This form of bath I saw used by the M'pongwe and Igalwas, and it is undoubtedly good for many diseases, notably for that curse of the Coast, rheumatism, which afflicts black and white alike.

Rubbing and kneading and hot baths are, I think, the best native remedies, and the plaster of grains-of-paradise pounded up, and mixed with clay, and applied to the forehead as a remedy for malarial headache, or brow ague, is often very useful, but apart from these, I have never seen, in any of these herbal remedies, any trace of a really valuable drug.

The Calabar natives are notably behindhand in their medical methods, depending more on ju-ju than the Bantus. In a case of rheumatism, for example, instead of ordering the hot bath, the local practitioner will "woka" his patient and extract from the painful part, even when it has not been wounded, pieces of iron pot, millipedes, etc., and, in cases of dysentery, bundles of shred-up palm-leaves. These things, he asserts, have been by witchcraft inserted into the patient. His conduct can hardly be regarded as professional; and moreover as he goes on to diagnose who has witched these things into the patient's anatomy, it is highly dangerous to the patient's friends, relations, and neighbours into the bargain.

With no intentional slur on the medical profession, after this discussion on their methods I will pass on to the question of dying.

Dying in West Africa particularly in the Niger Delta, is made very unpleasant for the native by his friends and relations.

When a person is insensible, violent means are taken to recall the spirit to the body. Pepper is forced up the nose and into the eyes. The mouth is propped open with a stick. The shredded fibres of the outside of the oil-nut are set alight and held under the nose and the whole crowd of friends and relations with whom the stifling hot hut is tightly packed yell the dying man's name at the top of their voices, in a way that makes them hoarse for days, just as if they were calling to a person lost in the bush or to a person struggling and being torn or lured away from them. "Hi, hi, don't you hear? come back, come back. See here. This is your place," etc.

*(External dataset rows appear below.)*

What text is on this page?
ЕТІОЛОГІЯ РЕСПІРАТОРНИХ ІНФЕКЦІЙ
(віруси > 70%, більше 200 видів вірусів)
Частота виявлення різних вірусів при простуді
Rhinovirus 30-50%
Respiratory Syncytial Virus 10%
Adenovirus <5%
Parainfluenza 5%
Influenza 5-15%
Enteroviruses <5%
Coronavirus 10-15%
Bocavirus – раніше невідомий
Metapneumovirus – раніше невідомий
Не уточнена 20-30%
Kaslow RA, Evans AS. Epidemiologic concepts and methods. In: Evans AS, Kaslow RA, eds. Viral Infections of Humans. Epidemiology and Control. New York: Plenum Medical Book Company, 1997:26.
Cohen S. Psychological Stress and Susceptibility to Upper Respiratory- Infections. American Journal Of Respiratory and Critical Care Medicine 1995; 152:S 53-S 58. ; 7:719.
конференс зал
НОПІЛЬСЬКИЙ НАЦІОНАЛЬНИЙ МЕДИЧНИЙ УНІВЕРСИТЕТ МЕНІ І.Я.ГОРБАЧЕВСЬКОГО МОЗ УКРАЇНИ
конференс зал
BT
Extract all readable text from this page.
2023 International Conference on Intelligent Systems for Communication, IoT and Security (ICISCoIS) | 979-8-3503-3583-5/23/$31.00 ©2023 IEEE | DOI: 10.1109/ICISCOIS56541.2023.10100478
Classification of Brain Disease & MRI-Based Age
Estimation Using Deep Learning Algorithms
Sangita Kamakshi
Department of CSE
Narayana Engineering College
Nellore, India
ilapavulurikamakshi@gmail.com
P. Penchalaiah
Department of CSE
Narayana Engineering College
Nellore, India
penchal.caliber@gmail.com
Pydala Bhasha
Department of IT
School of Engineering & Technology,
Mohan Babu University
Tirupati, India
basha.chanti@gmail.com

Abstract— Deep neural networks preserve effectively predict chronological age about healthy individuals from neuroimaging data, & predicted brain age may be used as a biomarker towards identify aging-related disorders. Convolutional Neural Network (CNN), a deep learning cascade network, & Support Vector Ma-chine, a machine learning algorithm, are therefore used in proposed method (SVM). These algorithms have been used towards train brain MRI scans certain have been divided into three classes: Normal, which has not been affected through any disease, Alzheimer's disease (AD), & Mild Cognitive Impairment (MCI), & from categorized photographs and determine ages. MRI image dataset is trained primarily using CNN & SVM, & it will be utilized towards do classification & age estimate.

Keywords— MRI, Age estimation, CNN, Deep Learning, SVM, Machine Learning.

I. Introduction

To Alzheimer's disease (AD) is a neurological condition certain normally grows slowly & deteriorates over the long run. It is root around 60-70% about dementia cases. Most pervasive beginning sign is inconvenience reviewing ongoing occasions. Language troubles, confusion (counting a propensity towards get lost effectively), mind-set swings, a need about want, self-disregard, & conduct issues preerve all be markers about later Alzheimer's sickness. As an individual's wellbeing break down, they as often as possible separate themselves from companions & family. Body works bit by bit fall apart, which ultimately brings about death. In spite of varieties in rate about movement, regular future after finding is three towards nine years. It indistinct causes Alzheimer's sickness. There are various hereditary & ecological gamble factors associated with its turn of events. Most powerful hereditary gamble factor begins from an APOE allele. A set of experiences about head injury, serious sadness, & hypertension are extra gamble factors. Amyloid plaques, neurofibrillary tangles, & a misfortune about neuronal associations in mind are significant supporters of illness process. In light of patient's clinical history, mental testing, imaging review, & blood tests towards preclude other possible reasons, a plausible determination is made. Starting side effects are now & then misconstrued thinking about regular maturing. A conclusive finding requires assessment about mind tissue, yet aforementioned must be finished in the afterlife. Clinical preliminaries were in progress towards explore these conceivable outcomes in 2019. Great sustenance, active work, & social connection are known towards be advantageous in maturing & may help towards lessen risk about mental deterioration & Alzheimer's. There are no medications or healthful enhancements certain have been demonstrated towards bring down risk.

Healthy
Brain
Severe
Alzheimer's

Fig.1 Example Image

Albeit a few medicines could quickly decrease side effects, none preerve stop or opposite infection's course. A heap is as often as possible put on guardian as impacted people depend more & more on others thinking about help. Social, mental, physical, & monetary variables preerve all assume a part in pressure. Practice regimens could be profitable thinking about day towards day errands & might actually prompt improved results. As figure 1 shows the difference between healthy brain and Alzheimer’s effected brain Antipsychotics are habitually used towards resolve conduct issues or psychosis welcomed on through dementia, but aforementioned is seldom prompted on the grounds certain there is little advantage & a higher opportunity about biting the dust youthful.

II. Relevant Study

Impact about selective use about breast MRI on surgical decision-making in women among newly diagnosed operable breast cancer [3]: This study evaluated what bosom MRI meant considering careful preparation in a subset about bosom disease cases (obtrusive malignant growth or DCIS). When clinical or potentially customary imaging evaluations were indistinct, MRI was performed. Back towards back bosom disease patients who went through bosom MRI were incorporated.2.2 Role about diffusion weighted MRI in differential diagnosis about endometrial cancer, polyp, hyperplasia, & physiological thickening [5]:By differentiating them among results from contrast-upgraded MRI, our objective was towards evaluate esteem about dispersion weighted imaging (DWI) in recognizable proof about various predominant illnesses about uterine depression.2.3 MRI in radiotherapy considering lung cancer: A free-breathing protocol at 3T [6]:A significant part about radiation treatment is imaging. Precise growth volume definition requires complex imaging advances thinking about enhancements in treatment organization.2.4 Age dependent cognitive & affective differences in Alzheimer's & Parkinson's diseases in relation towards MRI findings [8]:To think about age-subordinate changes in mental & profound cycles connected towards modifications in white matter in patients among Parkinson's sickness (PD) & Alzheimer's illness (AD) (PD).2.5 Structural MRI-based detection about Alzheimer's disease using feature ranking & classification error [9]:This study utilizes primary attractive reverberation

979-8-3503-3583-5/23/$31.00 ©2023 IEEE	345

This custom holds good among both Negroes and Bantus; but the funeral ceremonies vary immensely, in fact with every tribe, and form a subject the details of which I will reserve for a separate work on Fetish.

Among the Okyon tribes especial care is taken in the case of a woman dying and leaving a child over six months old. The underlying idea is that the spirit of the mother is sure to come back and fetch the child, and in order to pacify her and prevent the child dying, it is brought in and held just in front of the dead body of the mother and then gradually carried away behind her where she cannot see it, and the person holding the child makes it cry out and says, "See, your child is here, you are going to have it with you all right." Then the child is hastily smuggled out of the hut, while a bunch of plantains is put in with the body of the woman and bound up with the funeral binding clothes.